The digital personal data protection (DPDP) Bill was approved by Rajya Sabha on August 9, two days after it was passed in Lok Sabha. The Bill puts forth a regulatory framework for the use, processing, and storage of citizens’ digital data.
Union minister Ashwini Vaishnaw, while addressing the house said that the Bill gives individuals more power, while greater obligations have been placed on companies utilising such data. He further added that citizens are being granted four rights — the right to access information, the right to correction of personal data and the right to eraser, the right to grievance redressal, and the right to choose nominal in case of death.
What does the Bill entail
The Bill places obligations on data fiduciaries (entities that collect and process data) for responsible handling of digital personal data. Firms can only take data posted by the user themselves; explicit permission would be required to use the data posted by a third person. Firms would not be allowed to store and process data beyond the time limit for which users had originally consented.
The Bill seeks to impose a penalty of up to ₹250 crore per instance in case of data breach. This is lower than ₹500 crore penalty proposed in the earlier draft in November last year.
The Bill also details provisions for cross-border data transfer. The government will be taking up a blacklisting approach. This means that data transfer will be restricted to certain countries which are placed on the blacklist, basis India’s geopolitical equation.
The Bill also states that the minimum age of users determined as children is not constant at 18, considering modern-day internet usage. Companies would be required to process the personal data of children in a verifiably safe manner.
Industry body Nasscom’s president Debjani Ghosh said that the Bill is a giant step towards establishing India as a trusted innovation partner for the world. “We truly appreciate the consultative approach that engaged all relevant stakeholders at each phase in defining the digital data protection Bill and are really looking forward to India having its own Data Protection Bill.”
Need for more clarity on implementation: Experts
Murali Rao, cybersecurity consulting leader at Ernst and Young India said that the next step towards the enforcement process would be establishing a data protection board, against the implementational complexities that could prove to be a challenge for organisations to comply with the requirements of the Bill.

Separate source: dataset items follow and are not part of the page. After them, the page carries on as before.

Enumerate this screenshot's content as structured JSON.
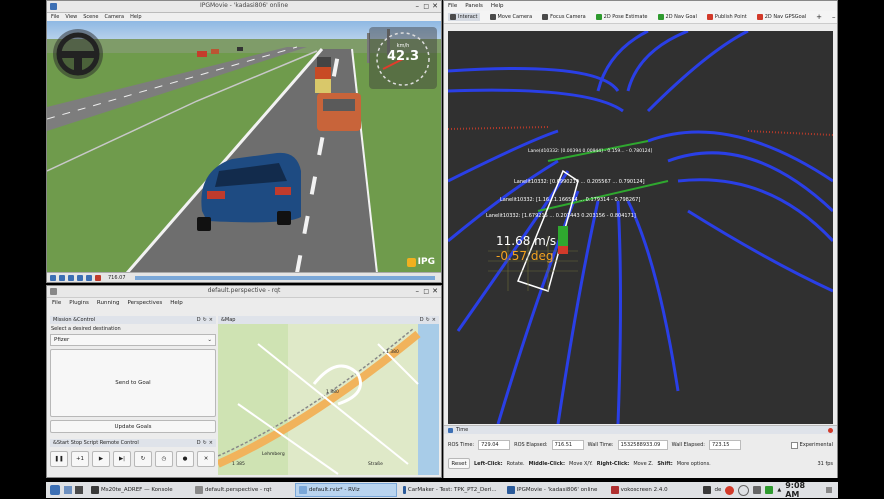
{
  "ipg": {
    "title": "IPGMovie - 'kadasi806' online",
    "menu": [
      "File",
      "View",
      "Scene",
      "Camera",
      "Help"
    ],
    "speed_unit": "km/h",
    "speed_value": "42.3",
    "logo": "IPG",
    "time_readout": "716.07"
  },
  "rviz": {
    "menu": [
      "File",
      "Panels",
      "Help"
    ],
    "tools": [
      {
        "label": "Interact",
        "color": "#4a4a4a"
      },
      {
        "label": "Move Camera",
        "color": "#4a4a4a"
      },
      {
        "label": "Focus Camera",
        "color": "#4a4a4a"
      },
      {
        "label": "2D Pose Estimate",
        "color": "#2e9a2e"
      },
      {
        "label": "2D Nav Goal",
        "color": "#2e9a2e"
      },
      {
        "label": "Publish Point",
        "color": "#d23a2a"
      },
      {
        "label": "2D Nav GPSGoal",
        "color": "#d23a2a"
      }
    ],
    "annotations": {
      "lane1": "Lane(d10332: [0.00394 0.00944] - 0.159... - 0.780124]",
      "lane2": "Lanelit10332: [0.6990214 ... 0.205567 ... 0.790124]",
      "lane3": "Lanelit10332: [1.16...1.166584 ... 0.179314 - 0.798267]",
      "lane4": "Lanelit10332: [1.679215 ... 0.201443 0.203156 - 0.804171]",
      "speed": "11.68 m/s",
      "heading": "-0.57 deg"
    },
    "time_panel": {
      "header": "Time",
      "ros_time_label": "ROS Time:",
      "ros_time": "729.04",
      "ros_elapsed_label": "ROS Elapsed:",
      "ros_elapsed": "716.51",
      "wall_time_label": "Wall Time:",
      "wall_time": "1532588933.09",
      "wall_elapsed_label": "Wall Elapsed:",
      "wall_elapsed": "723.15",
      "experimental": "Experimental",
      "reset": "Reset",
      "hint_left": "Left-Click:",
      "hint_left_text": "Rotate.",
      "hint_mid": "Middle-Click:",
      "hint_mid_text": "Move X/Y.",
      "hint_right": "Right-Click:",
      "hint_right_text": "Move Z.",
      "hint_shift": "Shift:",
      "hint_shift_text": "More options.",
      "fps": "31 fps"
    }
  },
  "rqt": {
    "title": "default.perspective - rqt",
    "menu": [
      "File",
      "Plugins",
      "Running",
      "Perspectives",
      "Help"
    ],
    "mission_header": "Mission &Control",
    "select_label": "Select a desired destination",
    "destination": "Pfizer",
    "send_goal": "Send to Goal",
    "update_goals": "Update Goals",
    "script_header": "&Start Stop Script Remote Control",
    "map_header": "&Map",
    "map_labels": [
      "1 380",
      "1 380",
      "1 385",
      "Lehmberg",
      "Straße"
    ]
  },
  "taskbar": {
    "tasks": [
      {
        "label": "Ms20te_ADREF — Konsole",
        "color": "#3a3a3a",
        "active": false
      },
      {
        "label": "default.perspective - rqt",
        "color": "#888888",
        "active": false
      },
      {
        "label": "default.rviz* - RViz",
        "color": "#7aa7d8",
        "active": true
      },
      {
        "label": "CarMaker - Test: TPK_PT2_Deri...",
        "color": "#2a5a9a",
        "active": false
      },
      {
        "label": "IPGMovie - 'kadasi806' online",
        "color": "#2a5a9a",
        "active": false
      },
      {
        "label": "vokoscreen 2.4.0",
        "color": "#b03030",
        "active": false
      }
    ],
    "lang": "de",
    "clock": "9:08 AM"
  }
}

As per Nader Henein, VP analyst at Gartner, the Bill will have the highest impact on organisations in the B2C space which do not have an already established data governance program. “They will need to start with a detailed data discovery project to understand what personal data they hold and how it is being used, this will allow them to build a risk-based privacy program and address consumer privacy requests at scale.”
Echoing similar thoughts, Shreya Suri, partner at IndusLaw said that enterprises will be particularly impacted by the outcome of such legislation. She added that while certain factors have been prescribed, more clarification is needed in terms of requirements and the extent to which they would apply to different categories of data fiduciaries.
“For example, startups may get a few relaxations and a few other classes of data fiduciaries would be exempted from complying with certain specific provisions of the legislation,” Suri said adding that in such cases the government may need to implement certain minimum standards that need to be ensured for security safeguards, especially since there is a penalty attached to non-compliance.
Manish Chowdhary, the head of research at stock broking firm Stoxbox said that from a longer perspective, enterprises will get a level playing field as they adapt to compliance needs. That said, enterprises would need more clarity on various aspects like data processing outside the country, children’s data, and other risks.
The Bill now awaits President’s assent, post which it will become law. In an August 9 interview with Mint, IT minister Rajeev Chandrasekhar said that the government will follow an orderly procedure to help the industry transition from the current framework to the new framework. He added that the industry will be given some transition period.